For those who have an interest in the the rise of modern American art photography, but are new to collecting, where would you advise that they start and what are some common pitfalls to avoid?
Much has been written about the artists of that era, many of whom are still producing strong bodies of work, and major retrospectives are now circling the globe or have done so recently—this is true of Robert Adams, Diane Arbus, Lee Friedlander, and Garry Winogrand specifically. The written work of scholars and curators, backed by major institutions, is a great place to start educating yourself, and luckily those books and catalogs are readily accessible.
At the same time, one's own gut reaction to a work is a key piece of the collecting puzzle. Art history is not static, and an artists' inspiration can be drawn from ancient sources or a living contemporary. This is true with collectors as well. The best way to collect is to experience art in person in a setting and with time to engage and consider the mulitple levels on which a great work can operate.

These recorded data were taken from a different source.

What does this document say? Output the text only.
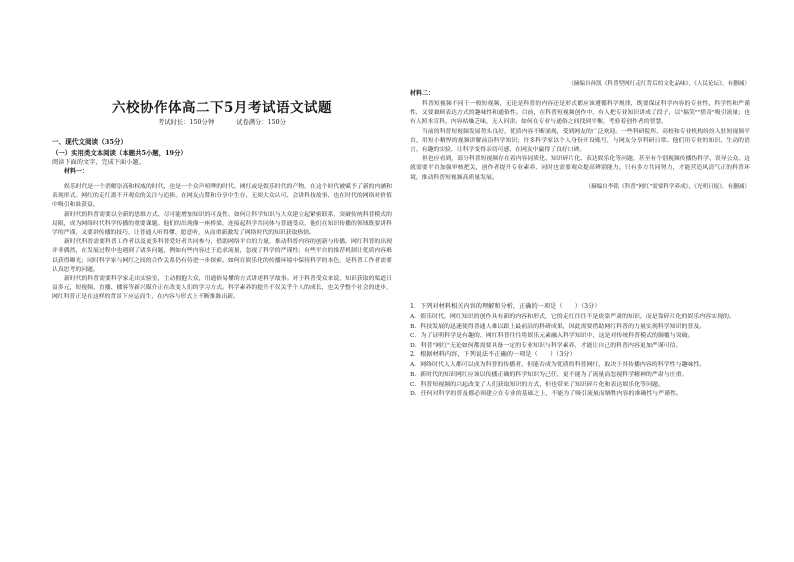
六校协作体高二下5月考试语文试题
考试时长：150分钟	试卷满分：150分
一、现代文阅读（35分）
（一）实用类文本阅读（本题共5小题，19分）

阅读下面的文字，完成下面小题。

材料一：

娱乐时代是一个消解崇高和权威的时代，也是一个众声喧哗的时代。网红或是娱乐时代的产物，在这个时代被赋予了新的内涵和表现形式。网红的走红离不开观众的关注与追捧，在网友点赞和分享中生存、无须大众认可、会讲科技故事、也在时代的网络对价值中吸引和谁获益。

新时代的科普需要以全新的思维方式、尽可能增加知识的可及性、如何让科学知识与大众建立起紧密联系，突破传统科普模式的局限，成为网络时代科学传播的重要课题。他们的出现像一座桥梁，连接起科学共同体与普通受众，他们在知识传播的领域既要讲科学的严谨，又要讲传播的技巧，让普通人听得懂、愿意听，从而重新激发了网络时代的知识获取热情。

新时代科普需要科普工作者以及更多科普爱好者共同参与，借助网络平台的力量，推动科普内容的创新与传播。网红科普的出现并非偶然，在发展过程中也遇到了诸多问题，例如有些内容过于追求流量，忽视了科学的严谨性；有些平台的推荐机制让优质内容难以获得曝光；同时科学家与网红之间的合作关系仍有待进一步探索。如何在娱乐化的传播环境中保持科学的本色，是科普工作者需要认真思考的问题。

新时代的科普需要科学家走出实验室，主动拥抱大众，用通俗易懂的方式讲述科学故事。对于科普受众来说，知识获取的渠道日益多元，短视频、直播、播客等新兴媒介正在改变人们的学习方式。科学素养的提升不仅关乎个人的成长，也关乎整个社会的进步，网红科普正是在这样的背景下应运而生，在内容与形式上不断推陈出新。

（摘编自孙凯《科普型网红走红背后的文化品味》，《人民论坛》，有删减）

材料二：

科普短视频不同于一般短视频，无论是科普的内容还是形式都应该遵循科学规律，既要保证科学内容的专业性、科学性和严谨性，又要兼顾表达方式的趣味性和通俗性。目前，在科普短视频创作中，有人把专业知识讲成了段子，以"搞笑""猎奇"吸引流量；也有人照本宣科，内容枯燥乏味，无人问津。如何在专业与通俗之间找到平衡，考验着创作者的智慧。

当前的科普短视频发展势头良好，优质内容不断涌现，受到网友的广泛欢迎。一些科研院所、高校和专业机构纷纷入驻短视频平台，用短小精悍的视频讲解前沿科学知识；许多科学家以个人身份开设账号，与网友分享科研日常。他们用专业的知识、生动的语言、有趣的实验，让科学变得亲切可感，在网友中赢得了良好口碑。

但也应看到，部分科普短视频存在着内容同质化、知识碎片化、表达娱乐化等问题，甚至有个别视频传播伪科学、误导公众。这就需要平台加强审核把关，创作者提升专业素养，同时也需要观众提高辨别能力。只有多方共同努力，才能营造风清气正的科普环境，推动科普短视频高质量发展。

（摘编自李铭《科普"网红"需要科学养成》，《光明日报》，有删减）

1．下列对材料相关内容的理解和分析，正确的一项是（　　）（3分）

A．娱乐时代，网红知识的创作具有新的内容和形式，它的走红往往不是依靠严肃的知识，而是靠碎片化的娱乐内容实现的。

B．科技发展的迅速使得普通人难以跟上最前沿的科研成果，因此需要借助网红科普的力量实现科学知识的普及。

C．为了证明科学是有趣的，网红科普往往将娱乐元素融入科学知识中，这是对传统科普模式的颠覆与突破。

D．科普"网红"无论如何都需要具备一定的专业知识与科学素养，才能让自己的科普内容更加严谨可信。

2．根据材料内容，下列说法不正确的一项是（　　）（3分）

A．网络时代人人都可以成为科普的传播者，但能否成为优质的科普网红，取决于其传播内容的科学性与趣味性。

B．新时代的知识网红应该以传播正确的科学知识为己任，更不能为了流量而忽视科学精神的严肃与庄重。

C．科普短视频的兴起改变了人们获取知识的方式，但也带来了知识碎片化和表达娱乐化等问题。

D．任何对科学的普及都必须建立在专业的基础之上，不能为了吸引流量而牺牲内容的准确性与严谨性。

What are some of the factors to consider when collecting photographs from different eras?
No matter what era the works under consideration are from there is a constellation of factors that help determine value. These factors include strength of the image, condition, provenance, and rarity among others. With any historical artwork there is a level of connoisseurship required; with photography, questions of condition are even greater because of the fragility of photographic objects. Asking qusetions is always encouraged and any gallerist would be happy to help educate their collectors.
Can you tell us about one of the gallery's younger American photographers, Katy Grannan?
Grannan's newest body of work is formally linked to her Boulevard project she shot in 2008 and 2009, but is conceptually quite different. She has been working in the towns along Highway 99, which runs through the central valley of California. This is a working-class part of the state, and there is a higher percentage of those struggling with poverty and addiction there than elsewhere.
Produced against white walls out-of-doors, Katy's detailed color portraits have an unmatched intensity. Her subjects, some of whom she has worked with for the past two years, stand in front of the lens with a dignified comportment, something that Katy never fails to recognize. We have shown a few images at art fairs and on Artspace, and Fraenkel Gallery will host the first full-scale exhibition of this work at the gallery next spring.
How would you characterize today's younger collectors?
The next generation of serious collectors—those in their 20s, 30s and 40s—is comfortable with a range of venues for learning about art, and by that I mean learning about an artist through the Internet and on a screen, at art fairs, and in museum shows in addition to the gallery setting. That said, no one should assume that art needn't be seen in person, and it is good to remind ourselves of the primacy that an in-the-flesh experience plays in collecting.